Do you ever make assumptions? A long time ago when I was in school in photography, I gave myself an assignment to take photographs at a local daycare center. I wanted to know the kids, so I volunteered for a quarter. The first day I took some snap shots. I felt so sorry for one little girl because the front of her head was shaved and she had a huge incision/scar across her scalp, obviously the marks of major surgery. She was a pitiful looking girl looking very sad and hurting. I continued to visit the pre-school and take photographs. Later in the class I spread out my photographs to organize them, and the first print of the little girl was put next to another photograph taken a week later, almost the exact same spot and exact same standing pose. The difference, however, was striking: in the second picture the girl was smiling and happy and full of life. In the first picture I had assumed the girl was sad and hurting because of her surgery, but as soon as I saw the pictures together, I realized she wasn’t sad at all. In the second picture she was happy and relaxed because she knew me by that time. I never felt sorry for her again, and learned a lesson in making assumptions. She was a normal little girl.
Do you ever make assumptions. What other people are thinking, what they would want. You know what is even more dangerous: making assumptions about God. People assign to God all sorts of motivations and thoughts. A loving God would not _________. If God were good he would not ______________. I had a funeral this week in which the man that died hadn’t been to a funeral himself in 18 years because he’d had a granddaughter die of SIDS. He told his family he felt abandoned and betrayed by God and he never got over it. Assumptions about God. I had a friend in h.s. that honestly believed he could drink and party on Friday nights because all he had to do was ask for forgiveness. Plug the right words into the right slot. Assumptions about God.
We have been talking about the characteristics of God. To know God is to know who God is, what he’s like. When I am with families preparing for funerals, I always ask about the character of the person: what makes them laugh, cry, excited, angry… the same questions need to be asked about God…what makes God laugh, cry, excited, angry….Don’t make assumptions.
The good news is that God speaks. How do you know God, the same way you get to know other people: listen. Read his word. Invite his Holy Spirit. I like what Job says about the place of God’s word in his life: “I have treasured the words of [God’s] mouth more than my necessary food” (23:12). More important than food.
The Bible is unique, coming directly from God: 2 Tim 3:16-17 (NLT) All Scripture is inspired by God and is useful to teach us what is true and to make us realize what is wrong in our lives. It corrects us when we are wrong and teaches us to do what is right. 17 God uses it to prepare and equip his people to do every good work.
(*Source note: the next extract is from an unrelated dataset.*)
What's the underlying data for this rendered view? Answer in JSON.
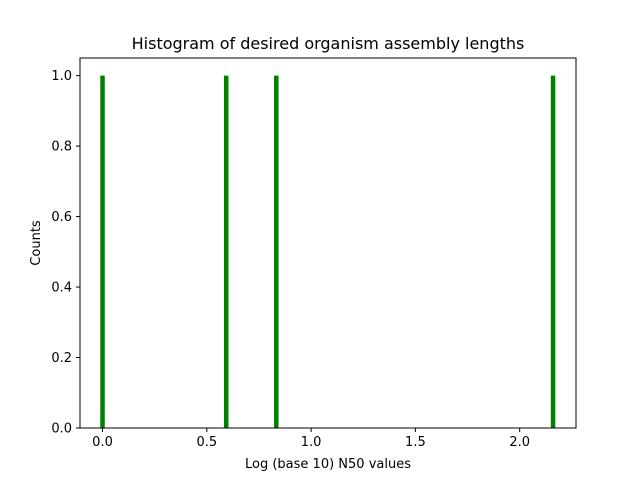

How easy to make assumptions about God, yet we need to let him speak for himself. When that man’s granddaughter died of SIDS 18 years ago, he may have felt abandoned by God, it’s understandable, but I believe, God was crying with that man right alongside him. That’s the God I know, the God that allows suffering, but does not like it. The Bible tells us what makes God cry, what makes God laugh, what God is passionate about.
The Bible is inspired, the Bible is consistent, the Bible is alive: Hebrews 4:12: “The word of God is living and active and sharper than any two edged sword…” Reading the Bible will change your life: praying in the Spirit will transform you…The word of God is an authority, it is enduring. I’d like to end with a wonderful verse from Psalm 110:105…
Your word is a lamp to guide my feet
and a light for my path.
You cannot imagine a flashlight as the equivalent, you have to think more in terms of a hurricane lamp. In those days, a lamp to guide a person walking in dark would cast a circle in front of the person. You could see as far as the circle, and step into the light of that circle. Each step only being able to see as far as the next circle, till you get safely to your destination. At the beginning of the journey, you cannot see the end, but by having a light to illuminate the next few feet, the follower of Jesus Christ will make it to the end. We don’t always understand where the Lord is taking us, but as we listen, he will tell us what we need to know when we need to know it. Your word, Lord, is like a lamp to my feet.
Making assumptions about God is dangerous, for all sorts of wild imaginations will overtake us, but the Lord speaks to us, illuminating our way with his words so that we can see just far enough in front of us, that we will arrive safely to the end.